Lesley Visser is an American sportscaster, Radio-TV Personality, and Sportswriter. She is the greatest female sportscaster in history, having received an overwhelming distinction in the last forty years. The groundbreaking pioneer is honored in eight different Halls of Fame as the first-ever woman inducted into the Pro Football Hall of Fame.
Visser is credited with an impressive number of “firsts” in her long and distinguished career in sports broadcasting. So, it’s safe to say that she not only paved the way for female sportscasters, but she invented the industry as a whole.
Lesley Visser Was Born in Massachusetts
Visser is 70 years old as of 2023. She was born on September 11, 1953, in Quincy, Massachusetts, United States. Her mother was a teacher by profession while her father was an engineer. Her mother supported her precious dream and she often credits her for encouraging her in her early years.
Lesley Visser Education
Visser received her high school diploma at South Hadley High School and later enrolled at Boston College where she majored in English.
Lesley Visser Husband
Visser married her husband, Robert “Bob” Cranston Kanuth in July 2011 in Cambridge Mass. Their wedding which was held at the Appleton Chapel of the Memorial Church at Harvard was presided over by The Rev. Dr. Dorothy A. Austin.

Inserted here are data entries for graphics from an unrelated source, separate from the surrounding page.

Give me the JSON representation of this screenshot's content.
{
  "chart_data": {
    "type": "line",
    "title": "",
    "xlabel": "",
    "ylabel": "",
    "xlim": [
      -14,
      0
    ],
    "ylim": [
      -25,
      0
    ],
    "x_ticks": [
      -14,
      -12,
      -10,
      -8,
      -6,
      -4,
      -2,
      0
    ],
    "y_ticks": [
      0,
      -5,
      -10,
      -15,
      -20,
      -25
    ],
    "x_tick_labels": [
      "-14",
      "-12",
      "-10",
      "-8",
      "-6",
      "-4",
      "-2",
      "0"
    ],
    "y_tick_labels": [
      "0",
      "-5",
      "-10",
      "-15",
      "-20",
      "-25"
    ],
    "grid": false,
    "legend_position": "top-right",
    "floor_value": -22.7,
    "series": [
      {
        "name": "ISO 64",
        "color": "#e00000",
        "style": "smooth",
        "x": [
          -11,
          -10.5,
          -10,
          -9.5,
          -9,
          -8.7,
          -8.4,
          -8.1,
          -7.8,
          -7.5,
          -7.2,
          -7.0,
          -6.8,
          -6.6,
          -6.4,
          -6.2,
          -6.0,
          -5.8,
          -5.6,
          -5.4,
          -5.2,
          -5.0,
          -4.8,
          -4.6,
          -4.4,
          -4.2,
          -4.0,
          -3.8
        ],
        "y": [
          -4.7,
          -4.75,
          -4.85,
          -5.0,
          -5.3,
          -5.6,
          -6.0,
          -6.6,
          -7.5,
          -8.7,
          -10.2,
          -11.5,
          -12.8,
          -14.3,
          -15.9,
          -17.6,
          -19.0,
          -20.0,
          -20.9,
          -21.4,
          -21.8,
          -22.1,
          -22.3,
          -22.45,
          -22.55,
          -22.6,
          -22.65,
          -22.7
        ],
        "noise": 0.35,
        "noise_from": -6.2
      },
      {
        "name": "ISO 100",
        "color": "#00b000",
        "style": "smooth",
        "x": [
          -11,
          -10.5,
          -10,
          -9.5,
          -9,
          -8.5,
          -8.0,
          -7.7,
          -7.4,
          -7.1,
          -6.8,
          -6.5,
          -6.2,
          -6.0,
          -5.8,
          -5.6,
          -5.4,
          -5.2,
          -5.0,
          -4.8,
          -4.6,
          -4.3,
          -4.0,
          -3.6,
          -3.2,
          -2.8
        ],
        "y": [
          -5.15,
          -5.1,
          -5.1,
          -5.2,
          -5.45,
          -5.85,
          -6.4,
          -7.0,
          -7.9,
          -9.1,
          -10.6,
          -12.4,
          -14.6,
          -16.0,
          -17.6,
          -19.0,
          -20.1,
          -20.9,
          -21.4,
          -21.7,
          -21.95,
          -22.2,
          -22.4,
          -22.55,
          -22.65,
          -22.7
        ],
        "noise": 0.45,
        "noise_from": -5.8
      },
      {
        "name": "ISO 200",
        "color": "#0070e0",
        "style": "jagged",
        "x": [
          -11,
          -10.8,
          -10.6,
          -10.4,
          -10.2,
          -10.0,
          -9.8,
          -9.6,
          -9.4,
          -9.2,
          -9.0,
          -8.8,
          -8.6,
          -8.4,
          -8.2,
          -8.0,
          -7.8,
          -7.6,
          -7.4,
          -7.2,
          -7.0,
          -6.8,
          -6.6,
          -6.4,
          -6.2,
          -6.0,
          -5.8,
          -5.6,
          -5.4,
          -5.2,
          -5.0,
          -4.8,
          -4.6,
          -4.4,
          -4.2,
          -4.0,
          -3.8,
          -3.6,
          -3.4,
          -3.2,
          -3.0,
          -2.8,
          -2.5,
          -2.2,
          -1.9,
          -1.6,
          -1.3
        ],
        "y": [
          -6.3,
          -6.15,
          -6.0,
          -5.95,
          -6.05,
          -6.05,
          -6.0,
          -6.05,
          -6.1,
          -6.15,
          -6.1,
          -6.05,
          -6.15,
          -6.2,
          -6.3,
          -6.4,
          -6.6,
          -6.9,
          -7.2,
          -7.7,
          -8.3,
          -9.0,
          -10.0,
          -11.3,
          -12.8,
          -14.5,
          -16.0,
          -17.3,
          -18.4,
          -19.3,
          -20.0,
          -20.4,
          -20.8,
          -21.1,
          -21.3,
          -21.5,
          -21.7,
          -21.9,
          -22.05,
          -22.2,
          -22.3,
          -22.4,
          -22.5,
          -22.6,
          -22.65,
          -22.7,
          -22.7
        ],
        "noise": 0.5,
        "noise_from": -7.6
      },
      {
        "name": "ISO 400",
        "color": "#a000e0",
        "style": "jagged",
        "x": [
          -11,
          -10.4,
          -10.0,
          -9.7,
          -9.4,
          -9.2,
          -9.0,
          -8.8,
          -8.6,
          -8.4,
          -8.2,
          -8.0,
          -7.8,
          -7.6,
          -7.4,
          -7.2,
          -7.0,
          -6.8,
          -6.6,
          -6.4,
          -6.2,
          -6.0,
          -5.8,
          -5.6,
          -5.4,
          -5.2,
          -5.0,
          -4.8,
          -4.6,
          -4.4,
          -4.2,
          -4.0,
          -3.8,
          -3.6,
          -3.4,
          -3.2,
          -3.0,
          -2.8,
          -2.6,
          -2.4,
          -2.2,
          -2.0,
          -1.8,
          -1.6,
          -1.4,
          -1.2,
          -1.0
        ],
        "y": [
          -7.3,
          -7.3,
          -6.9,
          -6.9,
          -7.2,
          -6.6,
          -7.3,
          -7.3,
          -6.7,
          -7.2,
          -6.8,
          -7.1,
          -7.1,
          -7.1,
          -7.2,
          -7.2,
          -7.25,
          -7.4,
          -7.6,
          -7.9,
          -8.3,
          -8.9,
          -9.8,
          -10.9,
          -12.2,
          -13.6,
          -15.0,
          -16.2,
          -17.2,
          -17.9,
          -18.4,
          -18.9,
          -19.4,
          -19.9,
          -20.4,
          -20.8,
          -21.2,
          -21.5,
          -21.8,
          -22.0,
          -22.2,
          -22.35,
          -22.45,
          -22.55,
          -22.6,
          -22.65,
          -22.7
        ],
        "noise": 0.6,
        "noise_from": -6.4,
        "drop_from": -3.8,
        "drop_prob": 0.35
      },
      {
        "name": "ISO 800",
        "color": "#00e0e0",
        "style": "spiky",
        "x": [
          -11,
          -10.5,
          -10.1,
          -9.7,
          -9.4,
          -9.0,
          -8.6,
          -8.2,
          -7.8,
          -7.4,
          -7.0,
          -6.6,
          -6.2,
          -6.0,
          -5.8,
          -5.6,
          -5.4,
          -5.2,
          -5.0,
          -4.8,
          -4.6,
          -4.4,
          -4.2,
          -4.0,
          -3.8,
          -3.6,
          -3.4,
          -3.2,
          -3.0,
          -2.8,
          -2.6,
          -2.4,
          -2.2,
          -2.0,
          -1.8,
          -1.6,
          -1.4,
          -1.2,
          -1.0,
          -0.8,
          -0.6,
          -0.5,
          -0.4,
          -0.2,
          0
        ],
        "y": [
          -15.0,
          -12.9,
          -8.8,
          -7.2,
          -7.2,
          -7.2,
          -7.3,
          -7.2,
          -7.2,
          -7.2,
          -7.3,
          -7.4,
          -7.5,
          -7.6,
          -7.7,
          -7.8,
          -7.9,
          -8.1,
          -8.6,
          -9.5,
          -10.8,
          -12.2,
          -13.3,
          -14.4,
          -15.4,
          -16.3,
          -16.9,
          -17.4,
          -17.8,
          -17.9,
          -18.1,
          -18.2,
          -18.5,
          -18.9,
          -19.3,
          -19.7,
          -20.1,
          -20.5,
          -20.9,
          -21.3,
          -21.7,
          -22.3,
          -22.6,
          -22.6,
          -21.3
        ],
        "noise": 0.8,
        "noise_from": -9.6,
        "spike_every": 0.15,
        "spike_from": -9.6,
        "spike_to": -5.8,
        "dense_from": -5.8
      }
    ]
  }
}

Robert is the proprietor of the Grand Bahama Island hotel known as Pelican Bay Suites. He launched the Washington-based brokerage Cranston Securities, which he sold in 1987 after working there until 1988.
Lesley Visser’s Salary and Net Worth
Visser’s annual salary is estimated to be roughly $1 million. Her wages have increased steadily over the years thanks to her passion and dedication to this field. Her net worth is in the region of $10 million and she has created a sustainable livelihood from her career which spans over 4 decades.
Who is Lesley Visser’s Ex-Husband?
Lesley married her now ex-husband, Dick Stockon in 1983 and divorced in 2010. The reasons for their divorce are not known at the moment. After going their separate ways, Lesley continued to use her birth name professionally.
Lesley Visser’s Distinguished Career in Broadcasting
Visser has covered international affairs for 47 years, starting with the fall of the Berlin Wall in 1989 up to Thanksgiving in 2022, when she accepted an invitation from the US State Department to address young women in landlocked Uzbekistan.
She started her career at the Boston Globe in 1974, after she was awarded a Carnegie Foundation Grant, which was presented to just 20 women in the country who desired to work in industries dominated by males. She became the first female NFL reporter two years later when the Boston Globe hired her—at a period when credentials for media prohibited women or children in the press box.
Visser claims that there were only three professions available to women in the 1960s: homemakers, teachers, and nurses. Therefore, expressing her desire to become a sportswriter was like saying that she wanted to visit the moon.
However, Visser fulfilled her dream of one day becoming a sportswriter by combining talent, tenacity, and a lot of humor. She would go on to become the most renowned female sportscaster of all time as well as the first and only female inductee into the Pro Football Hall of Fame.
Lesley, who has worked for CBS for 47 years, is in her 30th year there as a contributor to “We Need To Talk,” the network’s first all-female sports show. She is one of the “Five Ideal Dinner Guests” according to GQ, and one of the “Women We Love” according to Esquire Magazine.